Jika kita membuka kronik sejarah, buku motivasi hingga literatur spiritual, kita bisa menemukan jutaan atau bahkan milyaran konsep kebahagiaan di dalamnya. Saking banyaknya, kita sampai lupa hendak memulai dari mana dan bagaimana. Hingga bahagia hanya menjadi konsep di kepala dan tak jua hadir di hadapan mata atau hadir di kedalaman batin kita.

Satu sisi, ruang dan waktu bergerak dinamis dan menghasilkan produk manusia yang tingkat materialisme tinggi –dimana manusia tidak mengupayakan nilai namun lebih mementingkan simbol. Laku atau aktifitas sehari-hari berlalu begitu saja tanpa sebuah permenungan nilai. Ia berlalu seturut tanggal, bulan dan tahun di kalender—nir makna sementara usia menuju senjakala. Mekanis. Menjadi robot. Sungguh satu penghinaan kepada akal dan hati dan nurani.

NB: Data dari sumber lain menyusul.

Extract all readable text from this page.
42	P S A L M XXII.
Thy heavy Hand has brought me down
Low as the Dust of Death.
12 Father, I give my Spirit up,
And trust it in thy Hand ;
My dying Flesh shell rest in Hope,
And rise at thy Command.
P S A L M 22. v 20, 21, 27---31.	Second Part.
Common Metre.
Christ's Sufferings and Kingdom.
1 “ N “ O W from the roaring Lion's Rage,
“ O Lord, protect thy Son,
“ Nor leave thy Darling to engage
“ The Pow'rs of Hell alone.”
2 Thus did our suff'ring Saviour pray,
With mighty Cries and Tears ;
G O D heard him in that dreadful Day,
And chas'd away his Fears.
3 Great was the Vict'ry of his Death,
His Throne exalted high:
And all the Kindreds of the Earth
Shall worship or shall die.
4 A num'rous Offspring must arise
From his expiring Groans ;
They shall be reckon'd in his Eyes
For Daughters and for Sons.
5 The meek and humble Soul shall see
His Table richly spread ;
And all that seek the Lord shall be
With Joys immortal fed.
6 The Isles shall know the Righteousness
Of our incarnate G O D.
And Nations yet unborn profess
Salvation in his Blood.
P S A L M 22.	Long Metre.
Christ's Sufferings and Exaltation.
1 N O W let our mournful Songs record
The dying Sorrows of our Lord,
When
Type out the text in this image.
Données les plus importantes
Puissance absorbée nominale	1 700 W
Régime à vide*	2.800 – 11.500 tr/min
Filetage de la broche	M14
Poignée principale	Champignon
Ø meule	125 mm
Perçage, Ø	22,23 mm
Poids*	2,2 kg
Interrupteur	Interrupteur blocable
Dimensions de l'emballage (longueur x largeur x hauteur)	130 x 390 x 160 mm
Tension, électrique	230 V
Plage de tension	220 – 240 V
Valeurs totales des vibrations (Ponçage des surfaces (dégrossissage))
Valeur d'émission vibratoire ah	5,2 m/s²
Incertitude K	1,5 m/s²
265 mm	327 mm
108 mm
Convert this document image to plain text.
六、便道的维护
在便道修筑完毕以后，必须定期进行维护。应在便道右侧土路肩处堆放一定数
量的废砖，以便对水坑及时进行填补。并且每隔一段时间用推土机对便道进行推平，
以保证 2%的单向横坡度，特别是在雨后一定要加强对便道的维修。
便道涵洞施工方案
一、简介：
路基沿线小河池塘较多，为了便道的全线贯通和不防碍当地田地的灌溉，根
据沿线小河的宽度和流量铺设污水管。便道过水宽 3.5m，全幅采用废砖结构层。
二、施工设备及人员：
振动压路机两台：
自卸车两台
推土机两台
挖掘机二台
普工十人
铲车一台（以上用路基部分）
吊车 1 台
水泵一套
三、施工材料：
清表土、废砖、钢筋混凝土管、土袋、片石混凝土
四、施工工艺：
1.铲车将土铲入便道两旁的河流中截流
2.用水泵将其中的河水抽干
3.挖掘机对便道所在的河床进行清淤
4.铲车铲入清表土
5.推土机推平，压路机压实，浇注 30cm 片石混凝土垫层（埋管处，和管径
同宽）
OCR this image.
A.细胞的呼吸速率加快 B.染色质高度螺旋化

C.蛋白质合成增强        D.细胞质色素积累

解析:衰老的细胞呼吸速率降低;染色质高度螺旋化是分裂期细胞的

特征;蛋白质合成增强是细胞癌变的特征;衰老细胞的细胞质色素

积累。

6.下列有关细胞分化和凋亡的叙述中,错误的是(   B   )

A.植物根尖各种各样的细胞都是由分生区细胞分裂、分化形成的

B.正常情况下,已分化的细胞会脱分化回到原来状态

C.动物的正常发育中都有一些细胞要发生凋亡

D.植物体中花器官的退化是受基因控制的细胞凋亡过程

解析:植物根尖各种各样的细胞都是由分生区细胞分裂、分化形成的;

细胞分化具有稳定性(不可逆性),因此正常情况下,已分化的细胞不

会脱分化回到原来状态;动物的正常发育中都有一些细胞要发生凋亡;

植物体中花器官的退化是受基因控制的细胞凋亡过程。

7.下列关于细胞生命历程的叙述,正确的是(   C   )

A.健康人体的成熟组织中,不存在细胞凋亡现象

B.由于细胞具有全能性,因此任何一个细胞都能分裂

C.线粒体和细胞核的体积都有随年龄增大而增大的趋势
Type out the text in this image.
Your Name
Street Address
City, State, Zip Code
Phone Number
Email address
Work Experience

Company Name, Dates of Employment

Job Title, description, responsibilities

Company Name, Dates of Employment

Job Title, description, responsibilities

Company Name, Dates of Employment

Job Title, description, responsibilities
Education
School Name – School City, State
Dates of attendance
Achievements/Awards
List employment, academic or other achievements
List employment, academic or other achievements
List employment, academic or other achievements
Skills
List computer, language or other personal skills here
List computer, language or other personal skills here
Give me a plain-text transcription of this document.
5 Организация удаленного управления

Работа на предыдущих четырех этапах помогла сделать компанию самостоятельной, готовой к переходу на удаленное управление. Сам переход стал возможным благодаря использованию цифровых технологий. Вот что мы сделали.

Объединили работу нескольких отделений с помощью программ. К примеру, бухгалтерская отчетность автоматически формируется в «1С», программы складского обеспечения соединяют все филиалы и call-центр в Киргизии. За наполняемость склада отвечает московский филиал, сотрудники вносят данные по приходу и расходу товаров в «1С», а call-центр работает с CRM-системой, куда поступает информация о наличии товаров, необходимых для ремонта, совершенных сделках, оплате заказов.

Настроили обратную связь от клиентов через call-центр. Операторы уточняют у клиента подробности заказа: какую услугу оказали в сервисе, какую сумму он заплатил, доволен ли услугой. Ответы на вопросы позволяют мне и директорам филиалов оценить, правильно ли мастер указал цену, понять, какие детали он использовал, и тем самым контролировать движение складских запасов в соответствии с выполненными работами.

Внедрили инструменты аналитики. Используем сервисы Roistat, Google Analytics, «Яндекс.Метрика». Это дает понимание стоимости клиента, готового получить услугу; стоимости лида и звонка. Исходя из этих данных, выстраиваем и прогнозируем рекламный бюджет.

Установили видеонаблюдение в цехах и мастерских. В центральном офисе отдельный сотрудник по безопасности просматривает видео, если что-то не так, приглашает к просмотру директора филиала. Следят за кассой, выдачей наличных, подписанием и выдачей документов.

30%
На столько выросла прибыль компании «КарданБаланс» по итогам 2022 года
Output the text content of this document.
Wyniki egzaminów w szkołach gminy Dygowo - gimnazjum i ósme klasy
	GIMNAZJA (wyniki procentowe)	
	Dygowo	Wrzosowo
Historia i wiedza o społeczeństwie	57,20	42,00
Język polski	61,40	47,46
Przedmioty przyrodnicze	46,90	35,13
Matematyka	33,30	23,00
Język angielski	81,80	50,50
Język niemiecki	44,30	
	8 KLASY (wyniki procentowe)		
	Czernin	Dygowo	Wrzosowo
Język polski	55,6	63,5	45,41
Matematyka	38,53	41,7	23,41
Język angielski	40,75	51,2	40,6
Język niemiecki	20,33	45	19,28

Kehidupan yang demikian menjadi mampu membekukan manusia dalam ruang kehampaan eksistensial yang mengancam banyak manusia modern yang merasa sudah menemukan banyak ciptaan futuristik namun kering makna atau nilai di dalamnya. Ditambah realitas masyarakat yang dijejali kacamata kuda dengan menilai orang lain dari kulit yang bernama pangkat, jabatan, kekayaan, popularitas dan segala gincu yang selama ini melekat dan dipoles manusia habis-habisan.

Sementara buku, film, seni tidak akan dapat menjelaskan semua kepada kita apa makna dan arti hidup kita sendiri, juga keluarga atau teman kita tidak berhak menentukan arti atau bahkan tujuan hidup kita. Sebenarnya, semua kebutuhan, hasrat dan tujuan eksistensial ada di dalam diri kita. Pertanyaannya tadi, adakah pernah menemui diri kita? Sudah kah dia diajak berdialog tentang keinginannya yang otentik sebelum dipengaruhi dan diintervensi oleh logika kerumunan di luaran sana?

Viktor E. Frankl dalam masterpiece-nya yang berjudul Man’s Search for Meaning (1946) menerangkan tentang kehendak untuk hidup bermakna (the will to meaning). Menurutnya, motivasi utama yang terdapat pada manusia adalah untuk mencari, menemukan serta memenuhi tujuan dan arti hidupnya. Ahli logoterapi ini melihat kebahagiaan manusia tampak ketika makna dapat dirangkai dari rentetan peristiwa dalam kehidupan manusia yang tak pernah berhenti memiliki keinginan atau hasrat. Sehingga, apapun kehendak bebas manusia, “bahagia” lalu menjelma lensa atau kacamata baru dalam melihat semesta dengan kepuasan sebagai rem dari serbuan keinginan (kama) yang nyaris tanpa jeda.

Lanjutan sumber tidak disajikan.